Massabo commença ses études de formes sur cette machine en mode
par lots sans interactivité. Il n'y avait pas d'écran à
cette époque, seulement un lecteur/perforateur de cartes, une machine
à écrire à boule, une imprimantes à chaîne,
une bande magnétique et un traceur de courbes IBM Plotter 1627.
Reprenant des modèles de formes à partir
de plans de forme de cellules d'hélicoptères réalisés
par des dessinateurs, il me demanda un jour ce qu'il était possible de
faire pour repérer et récupérer des points sur un dessin
à partir d'un programme. Il pensait à un digitaliseur vectoriel.
Hors de question d'en acheter un et je n'étais même pas sûr
qu'un tel appareil existait à l'époque.
Avec les moyens du bord, je m'étais risqué
à lui proposer d'essayer avec le Plotter 1627. La largeur d'une trentaine
de centimètres lui paraissait un peu faible, il était obligé
de découper les plan pour les enrouler sur le tambour. La méthode
et le programme étant d'une grande simplicité et peu onéreuse,
j'eus le feu vert. A la place du crayon, nous avions positionné un petit
cercle de carton avec deux fils collés perpendiculairement. Un programme
contrôlait la tête à partir de touches de la machine à
écrire donnant la direction et le pas a effectuer jusqu'à atteindre
par dichotomie le point voulu dont les coordonnées finales étaient
celles recherchées. Mais à l'usage, même si cela valait
la peine d'essayer, la méthode n'avait pas beaucoup servi.
Par
contre, il n'en fut pas de même par la suite après avoir obtenu
un oscilloscope Tektronix 611 à mémoire phosphorique qui devait
faire une quinzaine de centimètres de haut et une vingtaine de large,
en échange d'un programme d'acquisition de données en temps réel
avec l'entreprise pétrolière de La Mède, toute proche de
là. Cet appareil s'utilisa comme un écran en le connectant à
deux sorties analogiques (x,y) du 1800, la pleine échelle (0,32767) pour
(0-5 volts) permettait de balayer toute la surface de l'écran et
à une sortie numérique pour contrôler l'allumage et l'extinction
du spot.
Son intégration
dans le Noyau
Graphique ne posa aucun problème, c'était un traceur incrémental
tout comme l'IBM Plotter 1627. L'affichage était très rapide et
fut apprécié pour l'étude des formes de la CAO toute naissante.

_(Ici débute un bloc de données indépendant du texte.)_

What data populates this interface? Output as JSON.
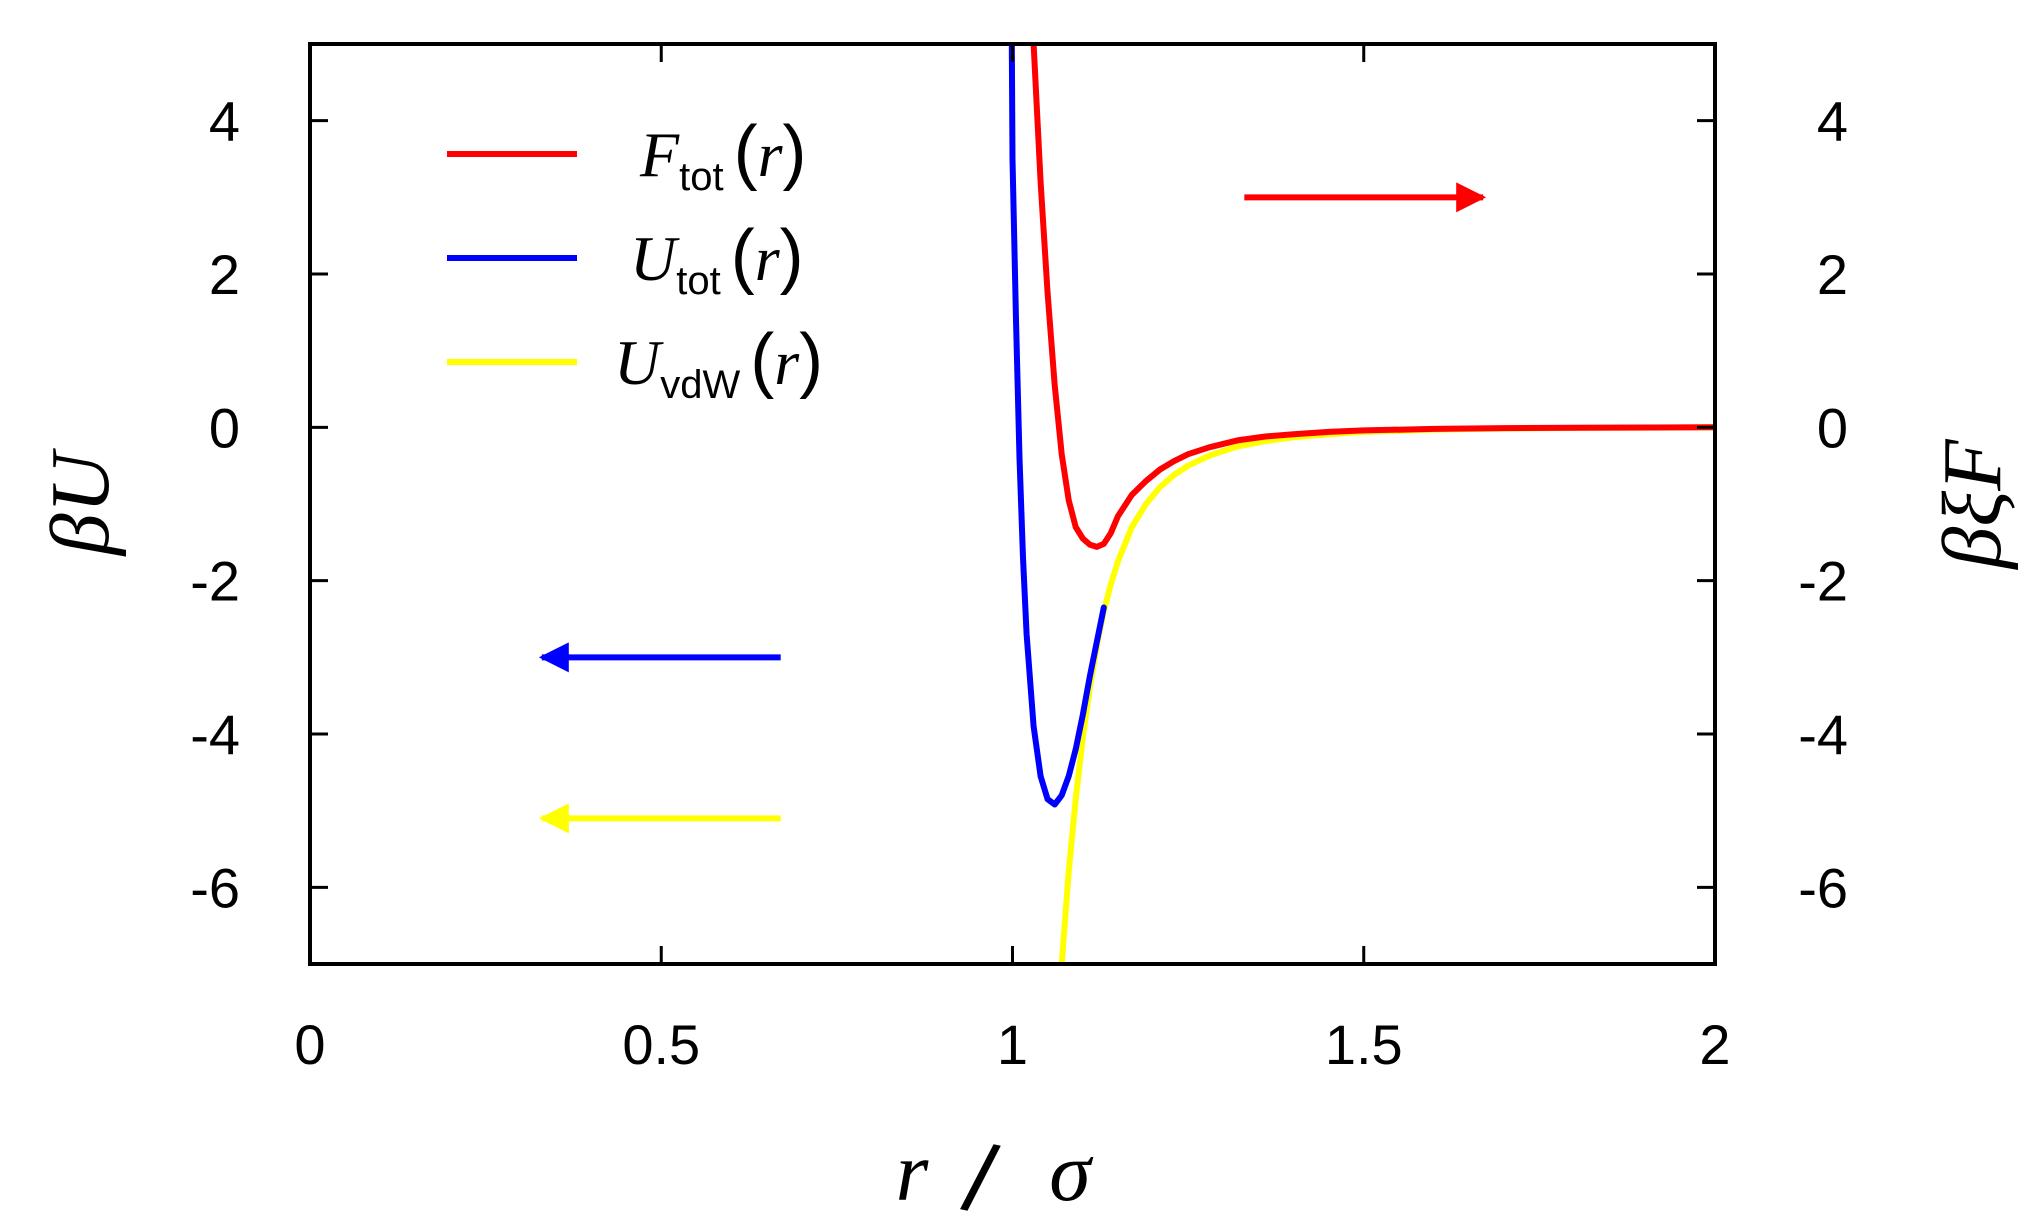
{
  "chart_data": {
    "type": "line",
    "title": "",
    "xlabel": {
      "var": "r",
      "slash": "/",
      "unit": "σ"
    },
    "ylabel_left": "βU",
    "ylabel_right": "βξF",
    "xlim": [
      0,
      2
    ],
    "ylim": [
      -7,
      5
    ],
    "x_ticks": [
      0,
      0.5,
      1,
      1.5,
      2
    ],
    "x_tick_labels": [
      "0",
      "0.5",
      "1",
      "1.5",
      "2"
    ],
    "y_ticks": [
      4,
      2,
      0,
      -2,
      -4,
      -6
    ],
    "y_tick_labels": [
      "4",
      "2",
      "0",
      "-2",
      "-4",
      "-6"
    ],
    "grid": false,
    "legend_position": "top-left",
    "series": [
      {
        "name": "F_tot(r)",
        "label": {
          "main": "F",
          "sub": "tot",
          "open": "(",
          "var": "r",
          "close": ")"
        },
        "color": "#ff0000",
        "axis": "right",
        "x": [
          1.03,
          1.04,
          1.05,
          1.06,
          1.07,
          1.08,
          1.09,
          1.1,
          1.11,
          1.12,
          1.13,
          1.14,
          1.15,
          1.17,
          1.19,
          1.21,
          1.23,
          1.25,
          1.28,
          1.32,
          1.36,
          1.4,
          1.45,
          1.5,
          1.6,
          1.7,
          1.8,
          2.0
        ],
        "y": [
          5.0,
          3.2,
          1.75,
          0.55,
          -0.35,
          -0.95,
          -1.3,
          -1.45,
          -1.53,
          -1.56,
          -1.52,
          -1.38,
          -1.16,
          -0.88,
          -0.7,
          -0.55,
          -0.44,
          -0.35,
          -0.26,
          -0.17,
          -0.12,
          -0.09,
          -0.06,
          -0.04,
          -0.02,
          -0.01,
          -0.005,
          0
        ]
      },
      {
        "name": "U_tot(r)",
        "label": {
          "main": "U",
          "sub": "tot",
          "open": "(",
          "var": "r",
          "close": ")"
        },
        "color": "#0000ff",
        "axis": "left",
        "x": [
          0.999,
          1.0,
          1.005,
          1.01,
          1.015,
          1.02,
          1.03,
          1.04,
          1.05,
          1.06,
          1.07,
          1.08,
          1.09,
          1.1,
          1.11,
          1.12,
          1.13
        ],
        "y": [
          5.0,
          3.5,
          1.4,
          -0.4,
          -1.7,
          -2.7,
          -3.9,
          -4.55,
          -4.85,
          -4.92,
          -4.8,
          -4.55,
          -4.2,
          -3.75,
          -3.25,
          -2.8,
          -2.35
        ]
      },
      {
        "name": "U_vdW(r)",
        "label": {
          "main": "U",
          "sub": "vdW",
          "open": "(",
          "var": "r",
          "close": ")"
        },
        "color": "#ffff00",
        "axis": "left",
        "x": [
          1.07,
          1.08,
          1.09,
          1.1,
          1.11,
          1.12,
          1.13,
          1.14,
          1.15,
          1.17,
          1.19,
          1.21,
          1.23,
          1.25,
          1.28,
          1.32,
          1.36,
          1.4,
          1.45,
          1.5,
          1.6,
          1.7,
          1.8,
          2.0
        ],
        "y": [
          -7.0,
          -5.8,
          -4.85,
          -4.05,
          -3.4,
          -2.85,
          -2.4,
          -2.05,
          -1.75,
          -1.3,
          -1.0,
          -0.78,
          -0.62,
          -0.5,
          -0.37,
          -0.25,
          -0.18,
          -0.13,
          -0.09,
          -0.06,
          -0.03,
          -0.015,
          -0.008,
          0
        ]
      }
    ],
    "annotations": [
      {
        "type": "arrow",
        "color": "#ff0000",
        "points_to": "right axis",
        "from": [
          1.33,
          3.0
        ],
        "to": [
          1.67,
          3.0
        ]
      },
      {
        "type": "arrow",
        "color": "#0000ff",
        "points_to": "left axis",
        "from": [
          0.67,
          -3.0
        ],
        "to": [
          0.33,
          -3.0
        ]
      },
      {
        "type": "arrow",
        "color": "#ffff00",
        "points_to": "left axis",
        "from": [
          0.67,
          -5.1
        ],
        "to": [
          0.33,
          -5.1
        ]
      }
    ]
  }
}
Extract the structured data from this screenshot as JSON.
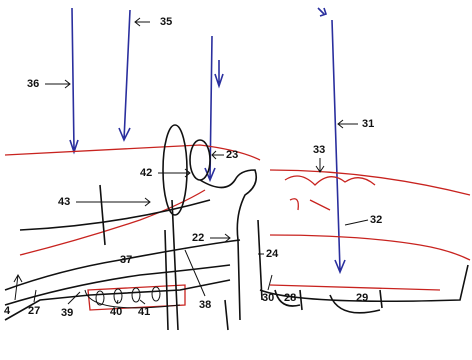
{
  "labels": [
    "35",
    "36",
    "31",
    "23",
    "33",
    "42",
    "43",
    "32",
    "22",
    "24",
    "37",
    "4",
    "27",
    "39",
    "40",
    "41",
    "38",
    "30",
    "28",
    "29"
  ]
}
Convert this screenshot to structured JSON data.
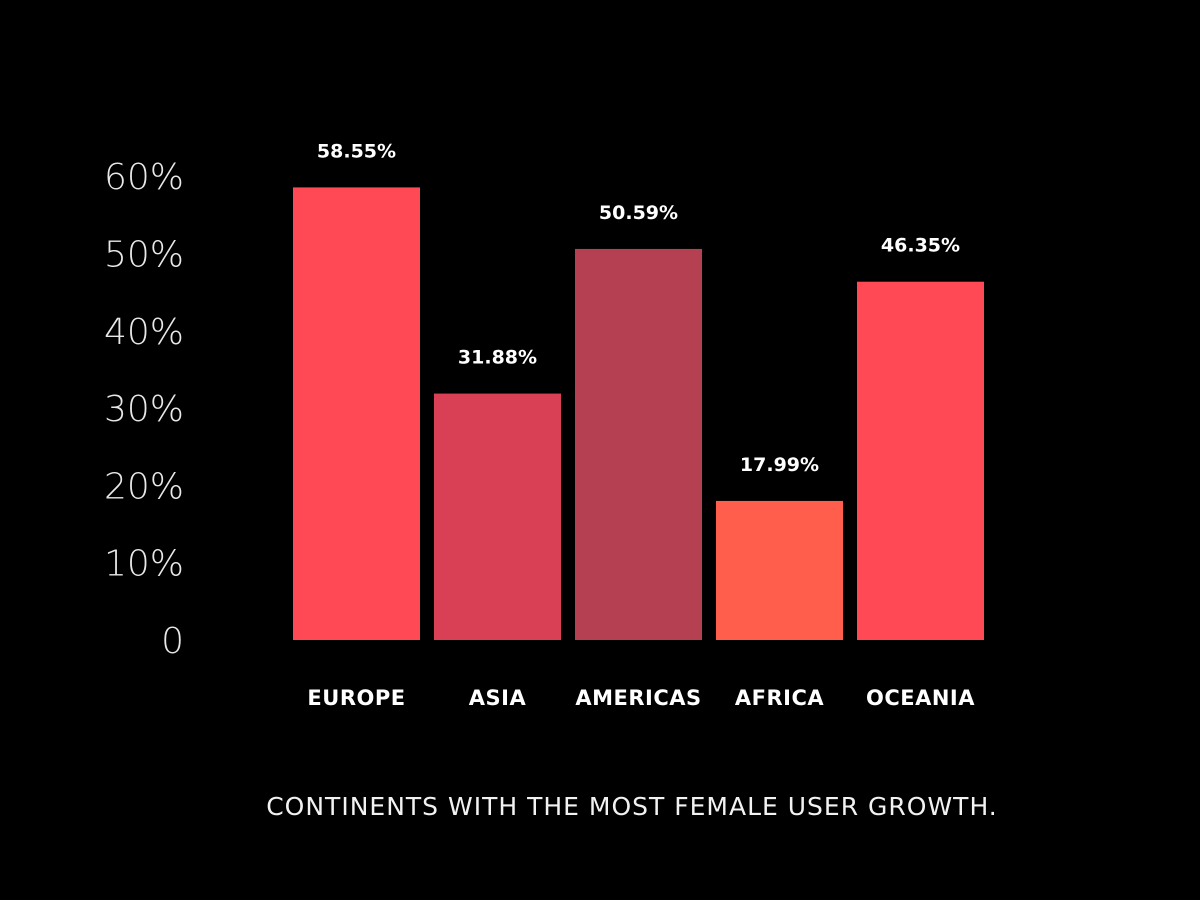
{
  "chart_data": {
    "type": "bar",
    "title": "CONTINENTS WITH THE MOST FEMALE USER GROWTH.",
    "xlabel": "",
    "ylabel": "",
    "ylim": [
      0,
      60
    ],
    "yticks": [
      0,
      10,
      20,
      30,
      40,
      50,
      60
    ],
    "ytick_labels": [
      "0",
      "10%",
      "20%",
      "30%",
      "40%",
      "50%",
      "60%"
    ],
    "categories": [
      "EUROPE",
      "ASIA",
      "AMERICAS",
      "AFRICA",
      "OCEANIA"
    ],
    "values": [
      58.55,
      31.88,
      50.59,
      17.99,
      46.35
    ],
    "value_labels": [
      "58.55%",
      "31.88%",
      "50.59%",
      "17.99%",
      "46.35%"
    ],
    "colors": [
      "#ff4a55",
      "#d93f55",
      "#b44052",
      "#ff5e4d",
      "#ff4a55"
    ],
    "grid": false,
    "legend": "none"
  }
}
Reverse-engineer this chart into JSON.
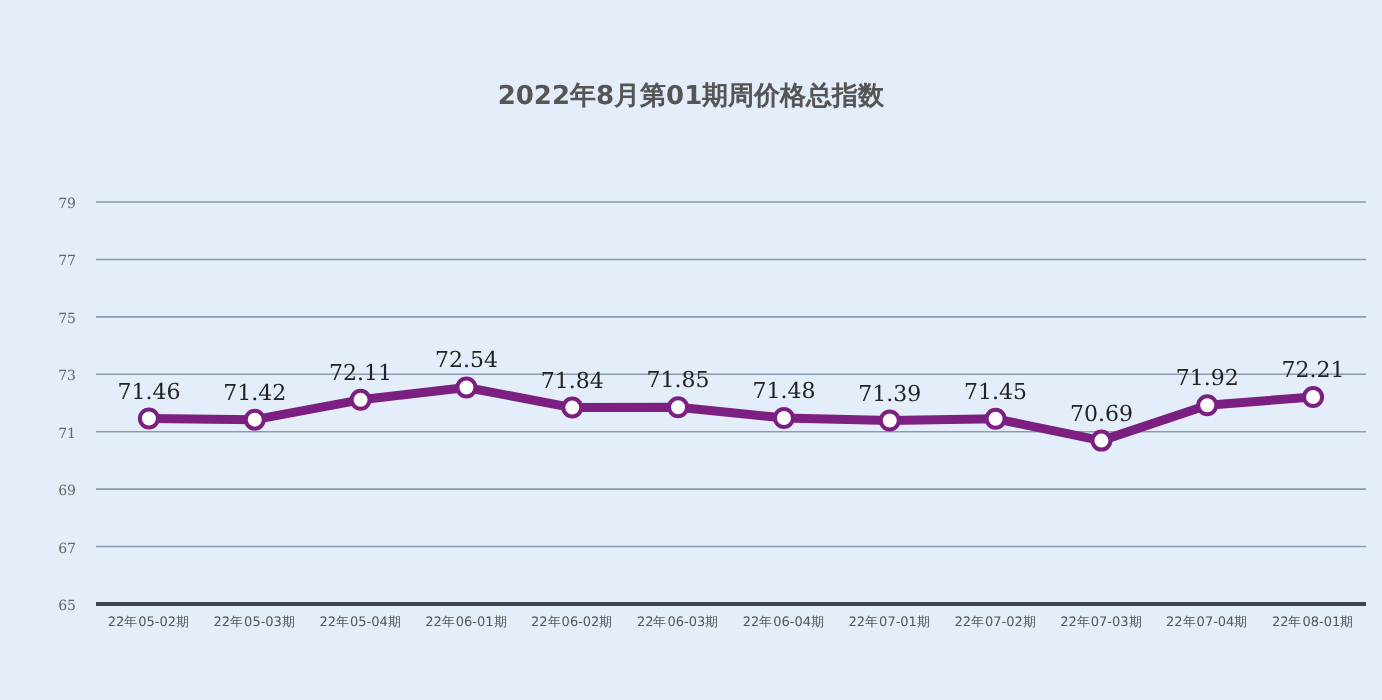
{
  "chart_data": {
    "type": "line",
    "title": "2022年8月第01期周价格总指数",
    "categories": [
      "22年05-02期",
      "22年05-03期",
      "22年05-04期",
      "22年06-01期",
      "22年06-02期",
      "22年06-03期",
      "22年06-04期",
      "22年07-01期",
      "22年07-02期",
      "22年07-03期",
      "22年07-04期",
      "22年08-01期"
    ],
    "series": [
      {
        "color": "#7b1f80",
        "values": [
          71.46,
          71.42,
          72.11,
          72.54,
          71.84,
          71.85,
          71.48,
          71.39,
          71.45,
          70.69,
          71.92,
          72.21
        ]
      }
    ],
    "ylim": [
      65,
      79
    ],
    "yticks": [
      65,
      67,
      69,
      71,
      73,
      75,
      77,
      79
    ],
    "grid": "y",
    "marker": "circle",
    "line_style": "solid",
    "data_labels": true
  }
}
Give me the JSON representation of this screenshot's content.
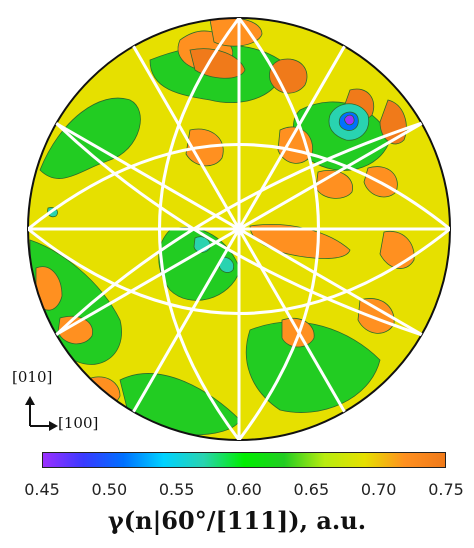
{
  "chart_data": {
    "type": "heatmap",
    "projection": "stereographic pole figure",
    "colorbar": {
      "min": 0.45,
      "max": 0.75,
      "ticks": [
        "0.45",
        "0.50",
        "0.55",
        "0.60",
        "0.65",
        "0.70",
        "0.75"
      ],
      "colors": [
        "#9b30ff",
        "#3a3aff",
        "#0070ff",
        "#00d2ff",
        "#29d3b0",
        "#00ee00",
        "#22cc22",
        "#b8ec10",
        "#e6e000",
        "#ff9020",
        "#f07a1a"
      ],
      "title": "γ(n|60°/[111]), a.u."
    },
    "axes_labels": {
      "vertical": "[010]",
      "horizontal": "[100]"
    },
    "background_level": 0.67,
    "regions": [
      {
        "level": 0.7,
        "desc": "upper-left lobe"
      },
      {
        "level": 0.72,
        "desc": "top lobe"
      },
      {
        "level": 0.73,
        "desc": "upper-right lobes"
      },
      {
        "level": 0.72,
        "desc": "right lobes"
      },
      {
        "level": 0.72,
        "desc": "lower-left lobes"
      },
      {
        "level": 0.71,
        "desc": "center-right band"
      },
      {
        "level": 0.47,
        "desc": "minimum near upper-right"
      }
    ]
  }
}
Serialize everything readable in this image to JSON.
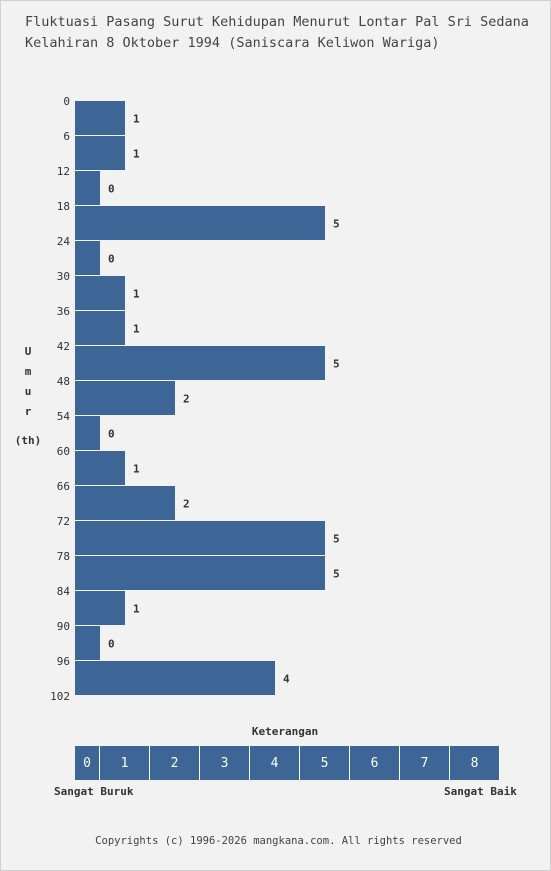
{
  "title_line1": "Fluktuasi Pasang Surut Kehidupan Menurut Lontar Pal Sri Sedana",
  "title_line2": "Kelahiran 8 Oktober 1994 (Saniscara Keliwon Wariga)",
  "y_axis_label_letters": [
    "U",
    "m",
    "u",
    "r"
  ],
  "y_axis_unit": "(th)",
  "chart_data": {
    "type": "bar",
    "orientation": "horizontal",
    "title": "Fluktuasi Pasang Surut Kehidupan Menurut Lontar Pal Sri Sedana Kelahiran 8 Oktober 1994 (Saniscara Keliwon Wariga)",
    "ylabel": "Umur (th)",
    "y_ticks": [
      0,
      6,
      12,
      18,
      24,
      30,
      36,
      42,
      48,
      54,
      60,
      66,
      72,
      78,
      84,
      90,
      96,
      102
    ],
    "values": [
      1,
      1,
      0,
      5,
      0,
      1,
      1,
      5,
      2,
      0,
      1,
      2,
      5,
      5,
      1,
      0,
      4
    ],
    "xlim": [
      0,
      8
    ],
    "bar_color": "#3d6596"
  },
  "legend": {
    "title": "Keterangan",
    "scale": [
      "0",
      "1",
      "2",
      "3",
      "4",
      "5",
      "6",
      "7",
      "8"
    ],
    "low_label": "Sangat Buruk",
    "high_label": "Sangat Baik",
    "color": "#3d6596"
  },
  "copyright": "Copyrights (c) 1996-2026 mangkana.com. All rights reserved"
}
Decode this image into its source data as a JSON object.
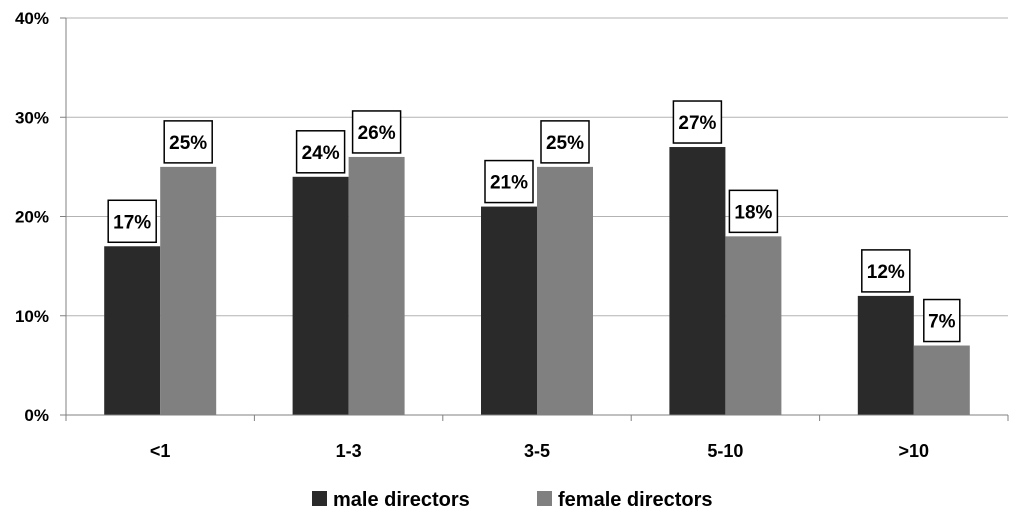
{
  "chart_data": {
    "type": "bar",
    "categories": [
      "<1",
      "1-3",
      "3-5",
      "5-10",
      ">10"
    ],
    "series": [
      {
        "name": "male directors",
        "values": [
          17,
          24,
          21,
          27,
          12
        ],
        "labels": [
          "17%",
          "24%",
          "21%",
          "27%",
          "12%"
        ],
        "color": "#2a2a2a"
      },
      {
        "name": "female directors",
        "values": [
          25,
          26,
          25,
          18,
          7
        ],
        "labels": [
          "25%",
          "26%",
          "25%",
          "18%",
          "7%"
        ],
        "color": "#808080"
      }
    ],
    "y_ticks": [
      0,
      10,
      20,
      30,
      40
    ],
    "y_tick_labels": [
      "0%",
      "10%",
      "20%",
      "30%",
      "40%"
    ],
    "ylim": [
      0,
      40
    ],
    "grid": true,
    "legend_position": "bottom",
    "title": "",
    "xlabel": "",
    "ylabel": ""
  }
}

Très rapidement, M. Massabo me demanda à nouveau une possibilité
interactive. Suivant le même principe dichotomique utilisé avec
le traceur 1627, nous nous mîmes à confectionner un boîtier
provenant d'un tiroir d'un vieux bureau en bois réformé dans lequel
nous avions fixé deux potentiomètres x
et y sur une source 5 volts pour attaquer
2 entrées analogiques du 1800 et un bouton poussoir v
de validation. Les valeurs x et y numérisées des deux potentiomètres
étaient converties en coordonnées graphiques du programme qui
les réaffichait toutes les secondes pendant 100 ou 200 millisecondes.
On pouvait ainsi faire migrer le spot clignotant de sa position actuelle vers
celle désirée puis la valider par le bouton poussoir pour que
le programme en mémorise les coordonnées.
Ce petit écran interactif de fortune servit
pendant six ou huit mois, jusqu'à l'arrivée des premiers écrans
Tektronix 4010, même surface d'écran que le 611 mais autrement
plus "design" et plus pratique avec un clavier alphanumérique
et connecté à l'ordinateur par une liaison série RS232.